AUS DEM SPIEGEL
Ausgabe 35/2001

"Richter Gnadenlos" will Drogenabhängigen helfen


Der rechtspopulistische "Richter Gnadenlos" Ronald Schill, der mit einer neu gegründeten "Partei Rechtsstaatlicher Offensive" bei der Wahl zur Hamburger Bürgerschaft antritt, äußert sich in einem Interview mit dem Nachrichten-Magazin DER SPIEGEL über den im kommenden Jahr in mehreren deutschen Städten anlaufenden Modellversuch, Heroin unter staatlicher Aufsicht und ärztlicher Betreuung an Schwerstabhängige zu verabreichen. Im Wortlaut:

SPIEGEL: Was halten Sie davon, Heroin auf Rezept abzugeben?

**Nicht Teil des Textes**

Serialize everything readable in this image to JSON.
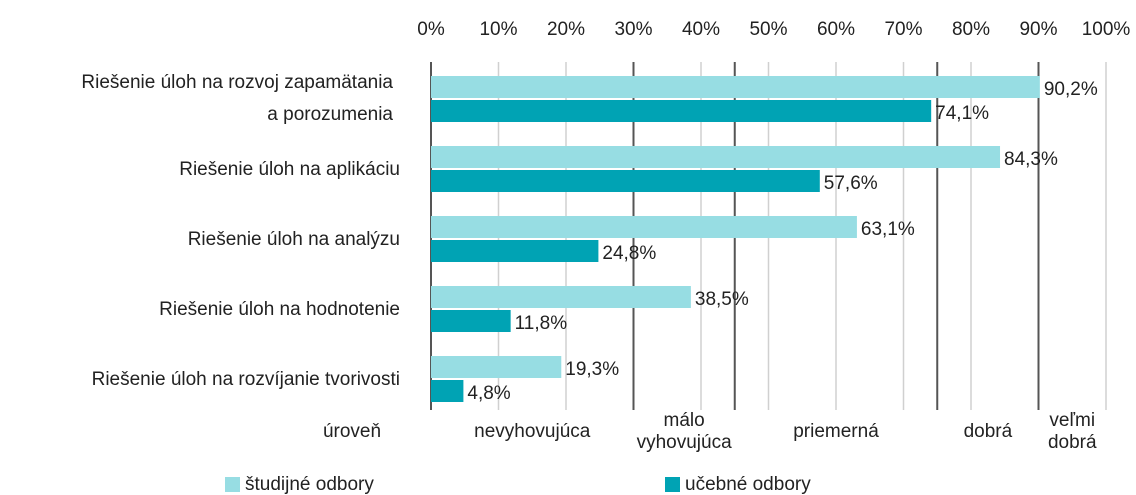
{
  "chart_data": {
    "type": "hbar",
    "categories": [
      "Riešenie úloh na rozvoj zapamätania a porozumenia",
      "Riešenie úloh na aplikáciu",
      "Riešenie úloh na analýzu",
      "Riešenie úloh na hodnotenie",
      "Riešenie úloh na rozvíjanie tvorivosti"
    ],
    "series": [
      {
        "name": "študijné odbory",
        "color": "#97dde3",
        "values": [
          90.2,
          84.3,
          63.1,
          38.5,
          19.3
        ],
        "value_labels": [
          "90,2%",
          "84,3%",
          "63,1%",
          "38,5%",
          "19,3%"
        ]
      },
      {
        "name": "učebné odbory",
        "color": "#00a3b4",
        "values": [
          74.1,
          57.6,
          24.8,
          11.8,
          4.8
        ],
        "value_labels": [
          "74,1%",
          "57,6%",
          "24,8%",
          "11,8%",
          "4,8%"
        ]
      }
    ],
    "xlim": [
      0,
      100
    ],
    "xticks": [
      {
        "value": 0,
        "label": "0%"
      },
      {
        "value": 10,
        "label": "10%"
      },
      {
        "value": 20,
        "label": "20%"
      },
      {
        "value": 30,
        "label": "30%"
      },
      {
        "value": 40,
        "label": "40%"
      },
      {
        "value": 50,
        "label": "50%"
      },
      {
        "value": 60,
        "label": "60%"
      },
      {
        "value": 70,
        "label": "70%"
      },
      {
        "value": 80,
        "label": "80%"
      },
      {
        "value": 90,
        "label": "90%"
      },
      {
        "value": 100,
        "label": "100%"
      }
    ],
    "grid": true,
    "level_title": "úroveň",
    "levels": [
      {
        "label": [
          "nevyhovujúca"
        ],
        "from": 0,
        "to": 30
      },
      {
        "label": [
          "málo",
          "vyhovujúca"
        ],
        "from": 30,
        "to": 45
      },
      {
        "label": [
          "priemerná"
        ],
        "from": 45,
        "to": 75
      },
      {
        "label": [
          "dobrá"
        ],
        "from": 75,
        "to": 90
      },
      {
        "label": [
          "veľmi",
          "dobrá"
        ],
        "from": 90,
        "to": 100
      }
    ],
    "legend": "bottom"
  }
}
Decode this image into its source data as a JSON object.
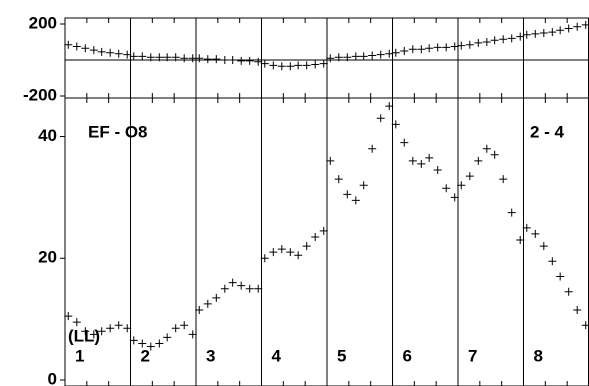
{
  "chart_data": [
    {
      "type": "scatter",
      "marker": "+",
      "color": "#000000",
      "x": [
        0.05,
        0.18,
        0.31,
        0.44,
        0.56,
        0.69,
        0.82,
        0.95,
        1.05,
        1.18,
        1.31,
        1.44,
        1.56,
        1.69,
        1.82,
        1.95,
        2.05,
        2.18,
        2.31,
        2.44,
        2.56,
        2.69,
        2.82,
        2.95,
        3.05,
        3.18,
        3.31,
        3.44,
        3.56,
        3.69,
        3.82,
        3.95,
        4.05,
        4.18,
        4.31,
        4.44,
        4.56,
        4.69,
        4.82,
        4.95,
        5.05,
        5.18,
        5.31,
        5.44,
        5.56,
        5.69,
        5.82,
        5.95,
        6.05,
        6.18,
        6.31,
        6.44,
        6.56,
        6.69,
        6.82,
        6.95,
        7.05,
        7.18,
        7.31,
        7.44,
        7.56,
        7.69,
        7.82,
        7.95
      ],
      "values": [
        85,
        75,
        65,
        55,
        45,
        40,
        35,
        30,
        20,
        20,
        15,
        15,
        15,
        15,
        10,
        10,
        10,
        5,
        5,
        0,
        0,
        -5,
        -5,
        -10,
        -20,
        -30,
        -35,
        -35,
        -30,
        -30,
        -25,
        -20,
        10,
        15,
        15,
        20,
        20,
        25,
        30,
        35,
        40,
        50,
        60,
        60,
        65,
        70,
        70,
        75,
        80,
        85,
        95,
        100,
        110,
        115,
        120,
        130,
        140,
        145,
        150,
        155,
        165,
        175,
        185,
        195
      ],
      "xlim": [
        0,
        8
      ],
      "ylim": [
        -200,
        200
      ],
      "yticks": [
        -200,
        200
      ],
      "hline": 0
    },
    {
      "type": "scatter",
      "marker": "+",
      "color": "#000000",
      "x": [
        0.05,
        0.18,
        0.31,
        0.44,
        0.56,
        0.69,
        0.82,
        0.95,
        1.05,
        1.18,
        1.31,
        1.44,
        1.56,
        1.69,
        1.82,
        1.95,
        2.05,
        2.18,
        2.31,
        2.44,
        2.56,
        2.69,
        2.82,
        2.95,
        3.05,
        3.18,
        3.31,
        3.44,
        3.56,
        3.69,
        3.82,
        3.95,
        4.05,
        4.18,
        4.31,
        4.44,
        4.56,
        4.69,
        4.82,
        4.95,
        5.05,
        5.18,
        5.31,
        5.44,
        5.56,
        5.69,
        5.82,
        5.95,
        6.05,
        6.18,
        6.31,
        6.44,
        6.56,
        6.69,
        6.82,
        6.95,
        7.05,
        7.18,
        7.31,
        7.44,
        7.56,
        7.69,
        7.82,
        7.95
      ],
      "values": [
        10.5,
        9.5,
        8,
        7.5,
        8,
        8.5,
        9,
        8.5,
        6.5,
        6,
        5.5,
        6,
        7,
        8.5,
        9,
        7.5,
        11.5,
        12.5,
        13.5,
        15,
        16,
        15.5,
        15,
        15,
        20,
        21,
        21.5,
        21,
        20.5,
        22,
        23.5,
        24.5,
        36,
        33,
        30.5,
        29.5,
        32,
        38,
        43,
        45,
        42,
        39,
        36,
        35.5,
        36.5,
        34.5,
        31.5,
        30,
        32,
        33.5,
        36,
        38,
        37,
        33,
        27.5,
        23,
        25,
        24,
        22,
        19.5,
        17,
        14.5,
        11.5,
        9
      ],
      "xlim": [
        0,
        8
      ],
      "ylim": [
        0,
        46
      ],
      "yticks": [
        0,
        20,
        40
      ],
      "segment_labels": [
        "1",
        "2",
        "3",
        "4",
        "5",
        "6",
        "7",
        "8"
      ],
      "annotations": [
        "EF - O8",
        "2 - 4",
        "(LL)"
      ]
    }
  ]
}
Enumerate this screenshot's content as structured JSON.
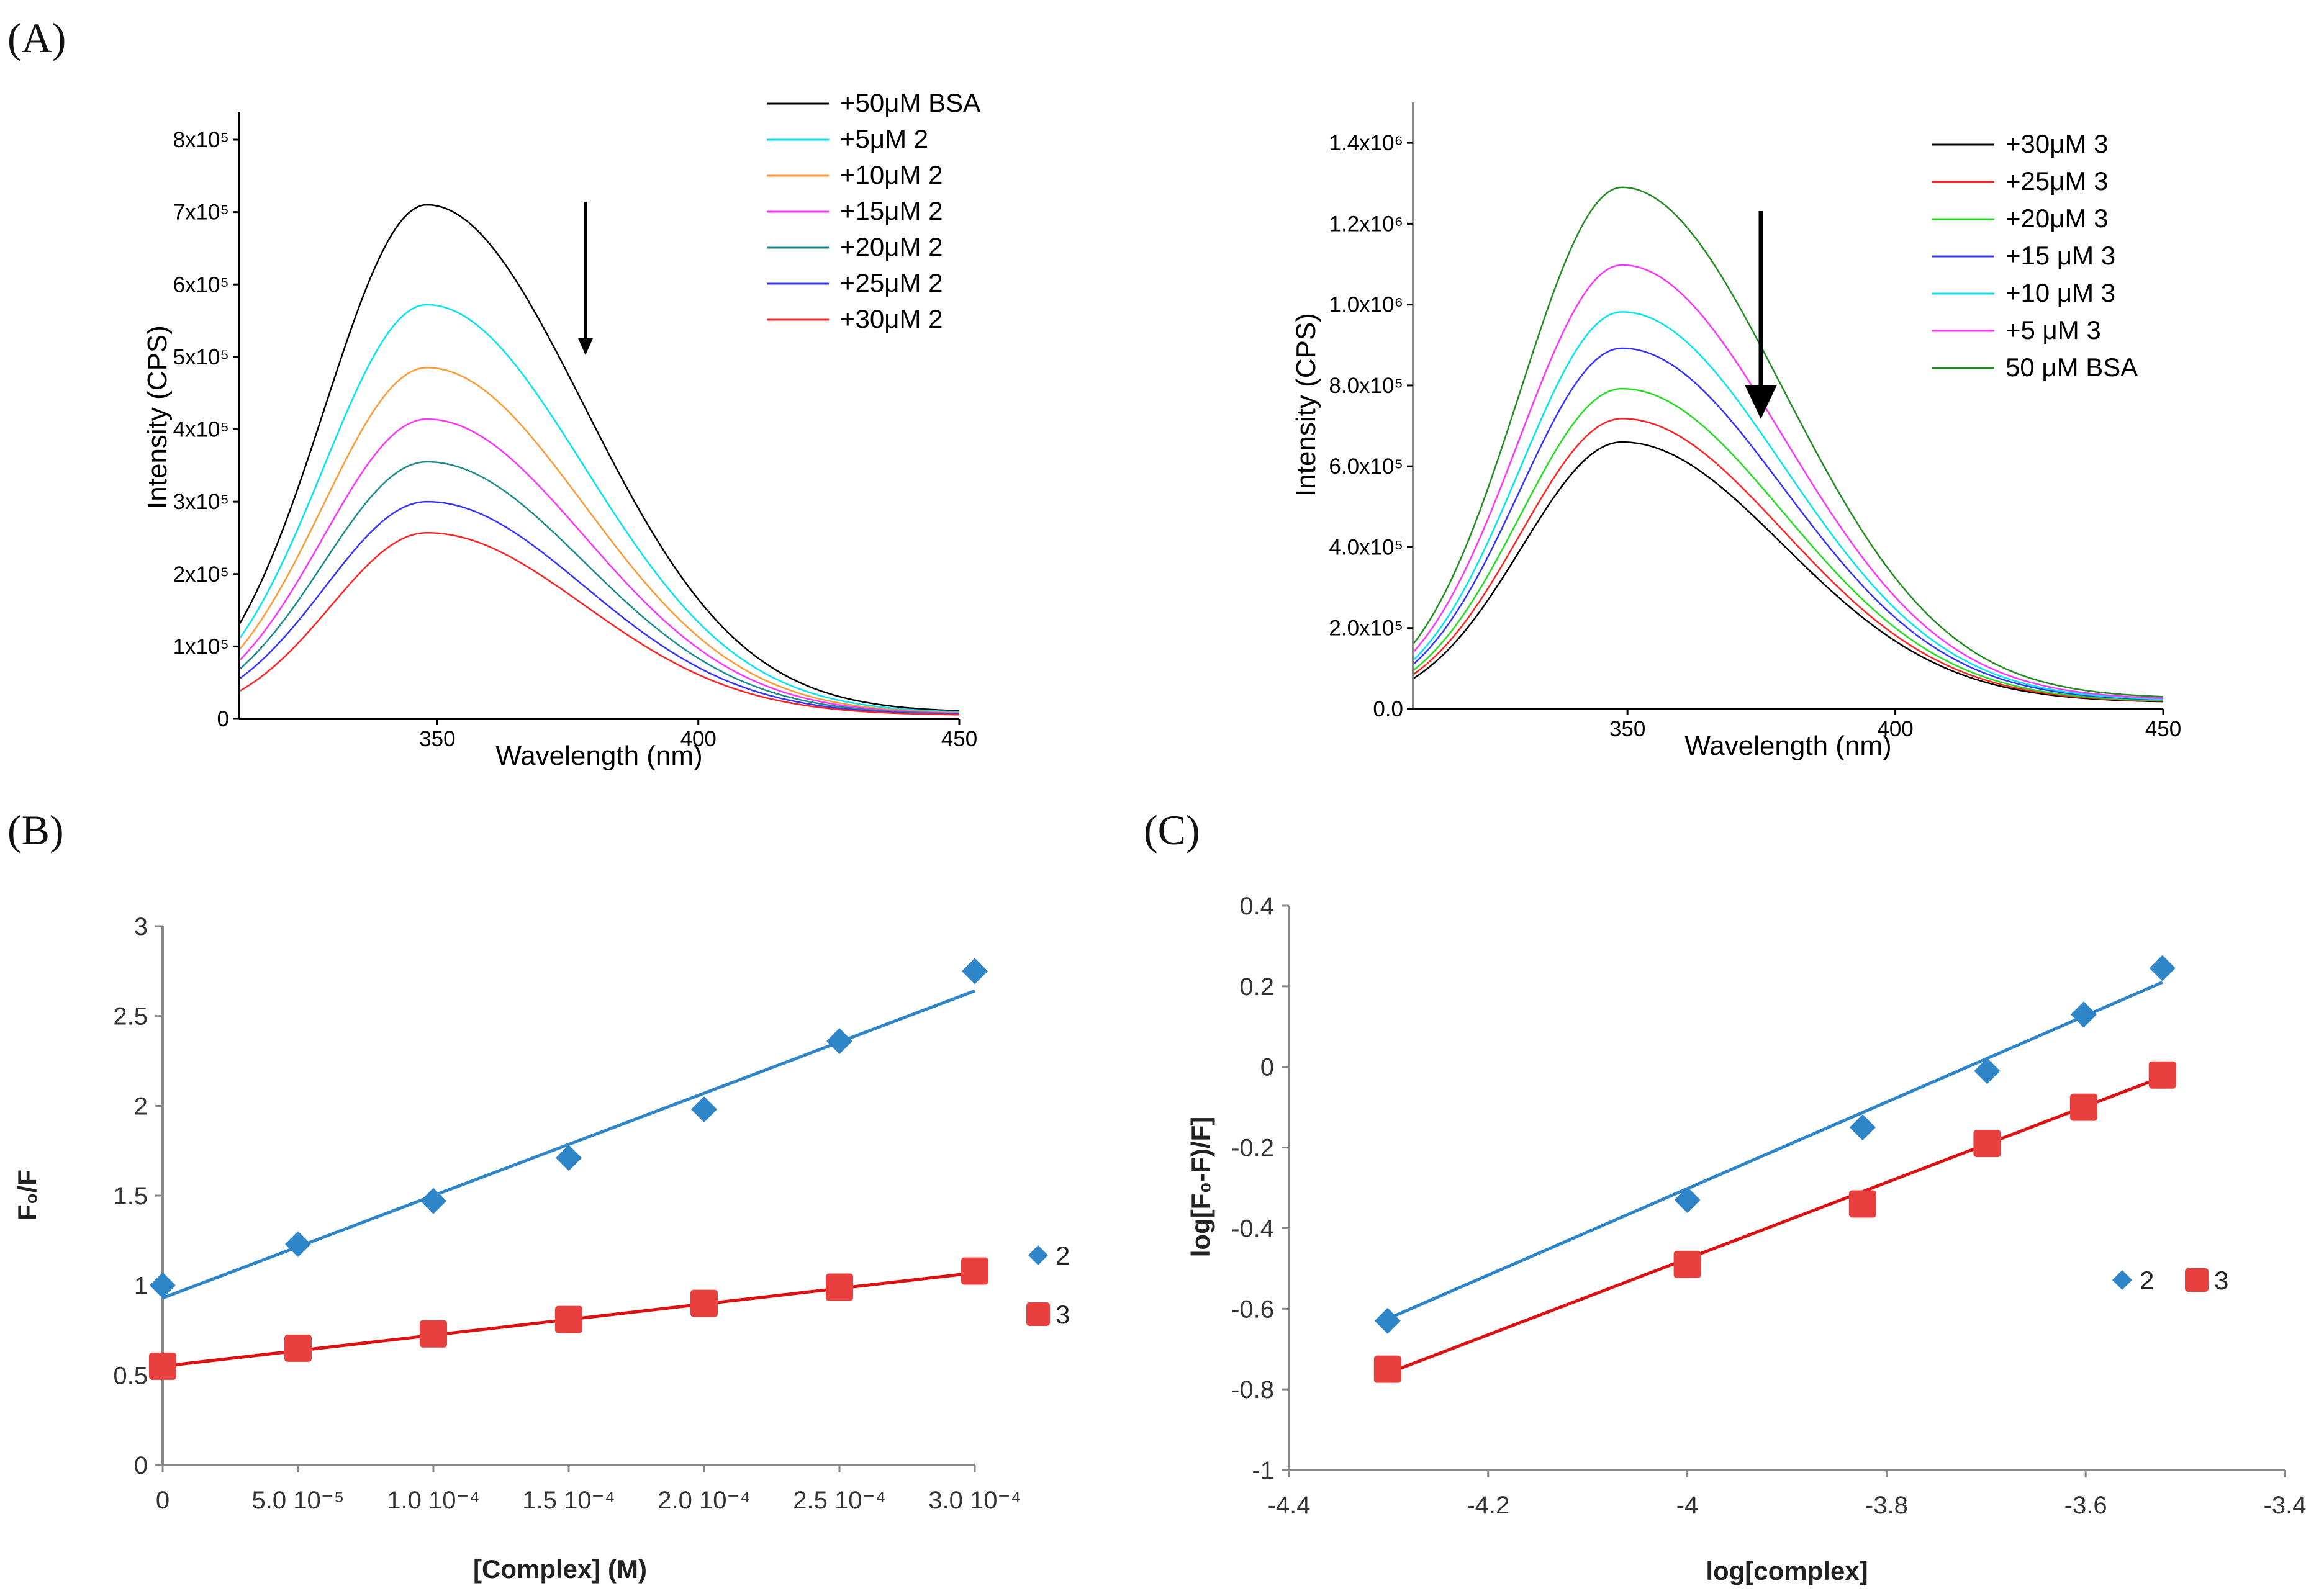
{
  "figure_labels": {
    "a": "(A)",
    "b": "(B)",
    "c": "(C)"
  },
  "chart_data": [
    {
      "id": "a1",
      "type": "line",
      "xlabel": "Wavelength (nm)",
      "ylabel": "Intensity (CPS)",
      "xlim": [
        312,
        450
      ],
      "ylim": [
        0,
        800000
      ],
      "xticks": [
        "350",
        "400",
        "450"
      ],
      "yticks": [
        "0",
        "1x10⁵",
        "2x10⁵",
        "3x10⁵",
        "4x10⁵",
        "5x10⁵",
        "6x10⁵",
        "7x10⁵",
        "8x10⁵"
      ],
      "peak_nm": 348,
      "series": [
        {
          "name": "+50μM BSA",
          "color": "#000000",
          "peak": 710000,
          "start": 130000,
          "end": 9000
        },
        {
          "name": "+5μM 2",
          "color": "#00e5ee",
          "peak": 572000,
          "start": 110000,
          "end": 8000
        },
        {
          "name": "+10μM 2",
          "color": "#ff9933",
          "peak": 485000,
          "start": 95000,
          "end": 7000
        },
        {
          "name": "+15μM 2",
          "color": "#ff33ff",
          "peak": 414000,
          "start": 80000,
          "end": 6500
        },
        {
          "name": "+20μM 2",
          "color": "#1a8a8a",
          "peak": 355000,
          "start": 68000,
          "end": 6000
        },
        {
          "name": "+25μM 2",
          "color": "#3333ff",
          "peak": 300000,
          "start": 55000,
          "end": 5500
        },
        {
          "name": "+30μM 2",
          "color": "#ff2222",
          "peak": 257000,
          "start": 38000,
          "end": 5000
        }
      ],
      "annotation": "downward arrow indicating quenching"
    },
    {
      "id": "a2",
      "type": "line",
      "xlabel": "Wavelength (nm)",
      "ylabel": "Intensity (CPS)",
      "xlim": [
        310,
        450
      ],
      "ylim": [
        0,
        1500000
      ],
      "xticks": [
        "350",
        "400",
        "450"
      ],
      "yticks": [
        "0.0",
        "2.0x10⁵",
        "4.0x10⁵",
        "6.0x10⁵",
        "8.0x10⁵",
        "1.0x10⁶",
        "1.2x10⁶",
        "1.4x10⁶"
      ],
      "peak_nm": 349,
      "series": [
        {
          "name": "+30μM 3",
          "color": "#000000",
          "peak": 660000,
          "start": 75000,
          "end": 16000
        },
        {
          "name": "+25μM 3",
          "color": "#ff2222",
          "peak": 718000,
          "start": 85000,
          "end": 17000
        },
        {
          "name": "+20μM 3",
          "color": "#22dd22",
          "peak": 792000,
          "start": 95000,
          "end": 18000
        },
        {
          "name": "+15 μM 3",
          "color": "#3333ff",
          "peak": 892000,
          "start": 110000,
          "end": 20000
        },
        {
          "name": "+10 μM 3",
          "color": "#00e5ee",
          "peak": 982000,
          "start": 120000,
          "end": 21000
        },
        {
          "name": "+5 μM 3",
          "color": "#ff33ff",
          "peak": 1098000,
          "start": 140000,
          "end": 23000
        },
        {
          "name": "50 μM BSA",
          "color": "#228b22",
          "peak": 1290000,
          "start": 160000,
          "end": 26000
        }
      ],
      "annotation": "bold downward arrow indicating quenching"
    },
    {
      "id": "b",
      "type": "scatter",
      "xlabel": "[Complex] (M)",
      "ylabel": "F₀/F",
      "xlim": [
        0,
        0.0003
      ],
      "ylim": [
        0,
        3
      ],
      "xticks": [
        "0",
        "5.0 10⁻⁵",
        "1.0 10⁻⁴",
        "1.5 10⁻⁴",
        "2.0 10⁻⁴",
        "2.5 10⁻⁴",
        "3.0 10⁻⁴"
      ],
      "yticks": [
        "0",
        "0.5",
        "1",
        "1.5",
        "2",
        "2.5",
        "3"
      ],
      "x": [
        0,
        5e-05,
        0.0001,
        0.00015,
        0.0002,
        0.00025,
        0.0003
      ],
      "series": [
        {
          "name": "2",
          "color": "#2e86c8",
          "marker": "diamond",
          "values": [
            1.0,
            1.23,
            1.47,
            1.71,
            1.98,
            2.36,
            2.75
          ],
          "fit": [
            0.93,
            2.64
          ]
        },
        {
          "name": "3",
          "color": "#e8403e",
          "marker": "square",
          "values": [
            0.55,
            0.65,
            0.73,
            0.81,
            0.9,
            0.99,
            1.08
          ],
          "fit": [
            0.55,
            1.07
          ]
        }
      ]
    },
    {
      "id": "c",
      "type": "scatter",
      "xlabel": "log[complex]",
      "ylabel": "log[F₀-F)/F]",
      "xlim": [
        -4.4,
        -3.4
      ],
      "ylim": [
        -1,
        0.4
      ],
      "xticks": [
        "-4.4",
        "-4.2",
        "-4",
        "-3.8",
        "-3.6",
        "-3.4"
      ],
      "yticks": [
        "-1",
        "-0.8",
        "-0.6",
        "-0.4",
        "-0.2",
        "0",
        "0.2",
        "0.4"
      ],
      "x": [
        -4.301,
        -4.0,
        -3.824,
        -3.699,
        -3.602,
        -3.523
      ],
      "series": [
        {
          "name": "2",
          "color": "#2e86c8",
          "marker": "diamond",
          "values": [
            -0.63,
            -0.33,
            -0.15,
            -0.01,
            0.13,
            0.245
          ],
          "fit": [
            -0.625,
            0.21
          ]
        },
        {
          "name": "3",
          "color": "#e8403e",
          "marker": "square",
          "values": [
            -0.75,
            -0.49,
            -0.34,
            -0.19,
            -0.1,
            -0.02
          ],
          "fit": [
            -0.76,
            -0.025
          ]
        }
      ]
    }
  ]
}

Schill: Das Projekt findet meine Unterstützung.

SPIEGEL: Das überrascht uns. Bisher waren Sie doch gegen den "Staat als Dealer".

Schill: Wir wollen mit aller Härte gegen die Dealer vorgehen, aber den Süchtigen Hilfe zuteil werden lassen. Es gibt in Hamburg mehr als 10000 Drogenabhängige, das ist ein riesiges Potenzial an Beschaffungskriminalität und Verelendung.

SPIEGEL: Dem versuchte man mittels Substitution durch Methadon entgegenzuwirken.

Schill: Methadon dämmt zwar die Sucht etwas ein, aber weil der erhoffte Kick ausbleibt, fangen Heroinabhängige oft an, zusätzlich Kokain zu konsumieren.

SPIEGEL: Ihre Rolle als Helfer der Junkies ist aber neu.

Schill: Es geht mir um den Schutz der Bevölkerung vor Beschaffungskriminalität. Deshalb darf man keine Scheuklappen haben, neue Maßnahmen experimentell zu erproben. Die wenigsten Süchtigen können sich das Geld für den Stoff legal verdienen. Der lasche Umgang mit den Dealern trug dazu bei, dass das Risiko, in Hamburg Opfer eines Straßenraubs zu werden, elfmal so groß ist wie in München.